Sharon Osgood of Hayward and her boyfriend are heading out to the Super Bowl, despite the fact that they were scammed out of nearly $6,000 when they thought they were buying the prized football tickets on Craigslist.
Turns out, she actually ended up a winner.
The Mercury News, which first reported her story, said that Ticketmaster CEO Nathan Hubbard called her to offer her four free tickets and set her up with breakfast with NFL Legend Troy Aikman. A 49ers representative is giving her a ticket, too, because Osgood wanted to bring her nephew's girlfriend. Her boyfriend's daughter and her nephew are also going.
"I am so super excited," Osgood told NBC Bay Area on Tuesday afternoon. "I can't tell you how blessed I feel. We were crushed, and then we were elated."
Osgood's fortune has taken a happy twist. Her tale, at first, was a sad one.
She was scouring the Internet looking for good deals on Super Bowl tickets, so that she could see her beloved San Francisco 49ers play the Baltimore Ravens in New Orleans on Sunday.
She found an offer on Craiglist. She said someone named "R. Thomas Pham Quan" was selling four tickets for $5,900. He told her that he was a tax attorney in Boca Raton, Fla, and a Baltimore Ravens season ticket holder. She said she texted and spoke on the phone with this person for four days, she said. She wired the money to the man's credit union, and on Monday, she received a FedEx package. But there were no Super Bowl tickets inside.
But instead of tickets, Osgood was sent a picture of quarterbacks Colin Kaepernick and Joe Flacco with a message underneath that read: "Enjoy the game!!!! Go Ravens!!!
On Tuesday, the phone number she had been using was no longer working, but she said she filed a report with the Alameda County sheriff's department late Monday.

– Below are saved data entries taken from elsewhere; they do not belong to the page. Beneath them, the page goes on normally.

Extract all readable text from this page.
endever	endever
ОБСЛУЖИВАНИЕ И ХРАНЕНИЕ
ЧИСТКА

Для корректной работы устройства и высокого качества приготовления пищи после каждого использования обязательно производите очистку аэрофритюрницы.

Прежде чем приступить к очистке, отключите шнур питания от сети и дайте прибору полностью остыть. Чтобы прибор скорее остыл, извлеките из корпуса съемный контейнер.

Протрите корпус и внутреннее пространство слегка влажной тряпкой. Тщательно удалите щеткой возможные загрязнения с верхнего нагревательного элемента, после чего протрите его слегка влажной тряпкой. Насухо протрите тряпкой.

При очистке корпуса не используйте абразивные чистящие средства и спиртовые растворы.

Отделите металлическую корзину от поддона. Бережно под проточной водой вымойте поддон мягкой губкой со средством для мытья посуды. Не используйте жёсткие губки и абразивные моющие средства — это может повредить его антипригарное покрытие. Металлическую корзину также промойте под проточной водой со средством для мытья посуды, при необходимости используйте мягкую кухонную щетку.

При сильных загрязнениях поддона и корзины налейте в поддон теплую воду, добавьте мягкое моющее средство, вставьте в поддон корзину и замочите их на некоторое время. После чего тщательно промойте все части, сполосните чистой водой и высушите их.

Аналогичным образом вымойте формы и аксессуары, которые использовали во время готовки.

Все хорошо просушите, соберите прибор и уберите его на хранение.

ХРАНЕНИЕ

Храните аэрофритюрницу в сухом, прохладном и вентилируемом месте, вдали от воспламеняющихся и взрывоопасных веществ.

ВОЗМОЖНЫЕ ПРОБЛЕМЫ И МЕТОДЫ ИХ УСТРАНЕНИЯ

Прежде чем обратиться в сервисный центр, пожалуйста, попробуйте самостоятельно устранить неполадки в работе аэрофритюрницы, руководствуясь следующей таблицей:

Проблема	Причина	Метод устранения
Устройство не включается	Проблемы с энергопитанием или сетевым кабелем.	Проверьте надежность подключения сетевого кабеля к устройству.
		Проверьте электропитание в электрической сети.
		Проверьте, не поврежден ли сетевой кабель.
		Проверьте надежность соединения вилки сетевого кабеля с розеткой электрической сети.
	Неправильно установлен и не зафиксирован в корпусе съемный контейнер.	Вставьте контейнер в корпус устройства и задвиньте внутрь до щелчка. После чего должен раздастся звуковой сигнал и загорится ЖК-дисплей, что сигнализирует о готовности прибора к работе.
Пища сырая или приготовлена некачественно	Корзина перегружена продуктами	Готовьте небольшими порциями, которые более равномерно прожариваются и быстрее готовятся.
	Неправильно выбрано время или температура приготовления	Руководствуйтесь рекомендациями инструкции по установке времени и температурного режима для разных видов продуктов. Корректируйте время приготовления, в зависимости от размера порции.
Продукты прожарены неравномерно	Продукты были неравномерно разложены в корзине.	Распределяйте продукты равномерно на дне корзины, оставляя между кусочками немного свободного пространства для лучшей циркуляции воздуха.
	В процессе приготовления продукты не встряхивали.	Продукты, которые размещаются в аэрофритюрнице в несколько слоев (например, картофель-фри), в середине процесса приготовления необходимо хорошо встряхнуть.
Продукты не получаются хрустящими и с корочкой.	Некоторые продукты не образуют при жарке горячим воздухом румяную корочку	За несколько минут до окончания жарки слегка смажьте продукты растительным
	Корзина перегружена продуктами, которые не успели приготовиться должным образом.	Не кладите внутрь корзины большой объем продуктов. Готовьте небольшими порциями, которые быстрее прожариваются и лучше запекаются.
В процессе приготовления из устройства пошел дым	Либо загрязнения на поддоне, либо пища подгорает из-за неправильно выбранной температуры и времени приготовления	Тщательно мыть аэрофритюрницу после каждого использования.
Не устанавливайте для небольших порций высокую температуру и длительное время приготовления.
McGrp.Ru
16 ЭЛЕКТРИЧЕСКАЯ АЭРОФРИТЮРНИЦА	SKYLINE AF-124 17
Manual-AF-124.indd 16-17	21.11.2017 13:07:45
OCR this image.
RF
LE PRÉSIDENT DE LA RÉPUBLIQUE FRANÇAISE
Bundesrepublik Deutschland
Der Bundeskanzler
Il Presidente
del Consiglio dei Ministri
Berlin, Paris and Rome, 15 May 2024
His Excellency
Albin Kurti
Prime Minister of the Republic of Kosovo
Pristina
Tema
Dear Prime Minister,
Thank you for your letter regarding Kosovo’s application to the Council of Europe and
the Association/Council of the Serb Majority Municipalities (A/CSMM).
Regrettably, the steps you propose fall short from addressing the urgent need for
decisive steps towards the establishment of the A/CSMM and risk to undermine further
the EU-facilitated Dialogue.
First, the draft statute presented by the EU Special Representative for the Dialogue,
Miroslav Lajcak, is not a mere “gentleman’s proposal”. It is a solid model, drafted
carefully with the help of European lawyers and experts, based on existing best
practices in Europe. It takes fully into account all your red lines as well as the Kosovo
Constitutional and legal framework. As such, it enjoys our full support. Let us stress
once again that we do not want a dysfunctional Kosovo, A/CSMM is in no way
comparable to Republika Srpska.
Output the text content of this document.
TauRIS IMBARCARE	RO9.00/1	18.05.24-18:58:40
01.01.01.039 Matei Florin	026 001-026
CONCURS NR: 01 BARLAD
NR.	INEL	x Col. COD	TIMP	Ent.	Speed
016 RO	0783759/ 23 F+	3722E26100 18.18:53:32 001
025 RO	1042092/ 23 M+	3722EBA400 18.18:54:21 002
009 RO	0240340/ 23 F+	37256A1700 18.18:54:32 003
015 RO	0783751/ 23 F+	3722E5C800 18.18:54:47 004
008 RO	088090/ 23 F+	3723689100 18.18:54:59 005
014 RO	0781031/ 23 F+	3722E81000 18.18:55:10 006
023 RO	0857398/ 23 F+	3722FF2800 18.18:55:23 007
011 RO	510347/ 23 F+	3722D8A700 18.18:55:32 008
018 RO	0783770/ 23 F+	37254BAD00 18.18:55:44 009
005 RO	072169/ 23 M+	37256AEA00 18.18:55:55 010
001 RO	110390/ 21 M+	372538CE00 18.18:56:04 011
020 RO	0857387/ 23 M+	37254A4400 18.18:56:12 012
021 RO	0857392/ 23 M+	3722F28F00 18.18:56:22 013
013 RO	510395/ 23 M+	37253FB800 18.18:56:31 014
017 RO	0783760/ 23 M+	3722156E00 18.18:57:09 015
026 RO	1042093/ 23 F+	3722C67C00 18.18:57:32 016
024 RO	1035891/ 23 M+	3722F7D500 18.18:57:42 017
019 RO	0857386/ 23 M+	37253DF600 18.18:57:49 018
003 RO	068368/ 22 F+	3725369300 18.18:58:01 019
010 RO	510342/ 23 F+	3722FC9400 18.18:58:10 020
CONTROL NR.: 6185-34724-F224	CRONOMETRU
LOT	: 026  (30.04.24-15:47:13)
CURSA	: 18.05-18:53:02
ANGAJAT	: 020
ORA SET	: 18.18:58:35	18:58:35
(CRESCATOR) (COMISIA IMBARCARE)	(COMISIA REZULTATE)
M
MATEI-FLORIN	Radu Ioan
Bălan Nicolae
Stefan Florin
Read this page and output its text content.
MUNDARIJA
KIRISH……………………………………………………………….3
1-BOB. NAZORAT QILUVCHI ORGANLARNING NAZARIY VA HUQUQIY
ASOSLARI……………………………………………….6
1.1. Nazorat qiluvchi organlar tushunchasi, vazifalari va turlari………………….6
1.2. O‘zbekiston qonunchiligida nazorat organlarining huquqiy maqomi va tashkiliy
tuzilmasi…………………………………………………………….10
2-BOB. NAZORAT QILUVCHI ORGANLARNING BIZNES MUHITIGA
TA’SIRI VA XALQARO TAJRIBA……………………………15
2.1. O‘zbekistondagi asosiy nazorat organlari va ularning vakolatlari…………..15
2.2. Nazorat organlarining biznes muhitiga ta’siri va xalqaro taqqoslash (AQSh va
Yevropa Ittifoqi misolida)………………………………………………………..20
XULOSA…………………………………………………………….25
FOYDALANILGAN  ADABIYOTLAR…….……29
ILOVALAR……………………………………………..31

A spokesman for the sheriff's office wasn't immediately available to confirm the details.
But she said the person sounded so convincing and she felt she sort of "knew" him because they had so many phone and text conversations about the transaction.
"I trusted the guy," she said.
Craigslist warns that buyers should not wire money directly to sellers. Best practices in this online marketing world are that buyers and sellers who connect on Craigslist should meet in public places and pay in cash. Buyers and sellers on sites such as eBay should heed seller's ratings listed online, which reflect their number of successful transactions, and pay through PayPal, a secured site owned by eBay.
Osgood was initially worried about going public with her story. But now, she's happy she decided she put a face on her saga. Not only did she score free tickets, but she said she wants to prevent others from falling prey to ticket scammers.
"Who knows? Maybe they scammed other people too," she said. "I won't ever do this again."